Astro, 29 marca 2025, 16:25
Peceed, nie mylę...
Zestaw sobie:
Jak nie ma motywacji (wyniki matur), to wszyscy mają w d*pie... Przecież to proste.
Możesz się zrealizować - broni Ci ktoś?
Ja też, pod warunkiem, że przypomina to nieco chociaż system jankeski - masz do wyboru jakąś połowę pierdół, ale elementarnej matematyki nie możesz odpuścić.
radar, 1 kwietnia 2025, 23:04
Lepiej byście powiedzieli czy były już te zaćmienia, a nie pierdolety
peceed, 2 kwietnia 2025, 02:25
Elementarna matematyka to szkoła podstawowa. Uważam, że na tym poziomie powinno się uczyć matematyki intuicyjnej, praktycznej i rekreacyjnej.
I obowiązkowo procenty składane. Podstawy rachunku prawdopodobieństwa.
Ale faktu, że połowa ludzi ma iloraz inteligencji poniżej średniej nie przeskoczymy
Ojej, chodziło mi oczywiście o szkołę podstawową a nie poziom matur
Moje doświadczenia są takie, że za bardzo przejmujemy się dolnymi 50% a za mało górnymi 5% na których opiera się działanie tego świata.
Tworzono szkoły specjalne dla upośledzonych zamiast szkół dla wybitnie uzdolnionych.
radar, 2 kwietnia 2025, 07:53
No, chyba nie chcesz żeby komuś było przykro, że "bombelek" nie został przyjęty do tej szkoły, "on jest taki mądry"!
Astro, 3 kwietnia 2025, 17:21
Żartujesz.
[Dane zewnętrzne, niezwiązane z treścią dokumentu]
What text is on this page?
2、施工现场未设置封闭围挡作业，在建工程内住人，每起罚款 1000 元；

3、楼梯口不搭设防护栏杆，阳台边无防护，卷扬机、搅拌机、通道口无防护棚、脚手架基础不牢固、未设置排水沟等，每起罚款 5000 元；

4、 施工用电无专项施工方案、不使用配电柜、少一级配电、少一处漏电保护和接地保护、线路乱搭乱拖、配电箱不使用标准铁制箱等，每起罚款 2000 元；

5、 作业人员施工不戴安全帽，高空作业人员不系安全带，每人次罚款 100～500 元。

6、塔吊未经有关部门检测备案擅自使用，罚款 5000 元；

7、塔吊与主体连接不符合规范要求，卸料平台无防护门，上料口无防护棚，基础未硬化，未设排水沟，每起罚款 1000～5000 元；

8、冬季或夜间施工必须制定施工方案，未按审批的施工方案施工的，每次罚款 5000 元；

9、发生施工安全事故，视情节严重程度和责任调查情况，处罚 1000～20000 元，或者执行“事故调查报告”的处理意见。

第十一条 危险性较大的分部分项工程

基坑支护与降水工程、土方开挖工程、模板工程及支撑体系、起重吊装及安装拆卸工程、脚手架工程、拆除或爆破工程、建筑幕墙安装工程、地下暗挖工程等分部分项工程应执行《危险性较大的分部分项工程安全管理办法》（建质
Znasz podstawę programową matematyki w szkołach ponadpodstawowych? Zajrzałem i wiem, że to absolutny elementarz.
Nie mówimy oczywiście o rozszerzonej matematyce.
To dopiero szkoła ponadpodstawowa... Nie ogarniasz.
Dlatego program matematyki jest uśredniany na IQ 70.
No to tym bardziej - o ile wiem, jakiś tam egzamin końcowy w podstawówce jest, ale o niczym nie przesądza. Więc jaka presja? Nauczyciel przyśnie i zarobi tyle samo, prawda?
Być może, ale mam głębokie przekonanie, że te górne 5% może mieć to wszystko zwyczajnie wiesz gdzie. Osobiście jestem za szkołą płatną, bezpłatne cztery klasy, a niech tam!, nawet i osiem. Nawet dolne 50% doceniłoby wartość nauki.
P.S. Wyjaśnię może, bo "płatne" szkoły w naszym kraju dostarczają złych wniosków. Przy POWSZECHNIE płatnych studiach czy szkole ponadpodstawowej rodzic nie będzie żądał dla "bąbelka" - bąbelek się uczy, albo wypierdziela...
Znajdą się inni, którzy docenią wartość nauki, bo KASA!
radar, 3 kwietnia 2025, 21:41
Pytanie czy kiedyś, albo kiedykolwiek, było inaczej jeśli chodzi szkoły publiczne.
"(Dziękuję) Pradziadowi — żem do szkoły publicznej nie chodził, lecz miał dobrych nauczycieli w domu, i za przeświadczenie o tem, że nie powinno się na to grosza żałować ." - Marek Aureliusz ( 121 - 180 n.e.)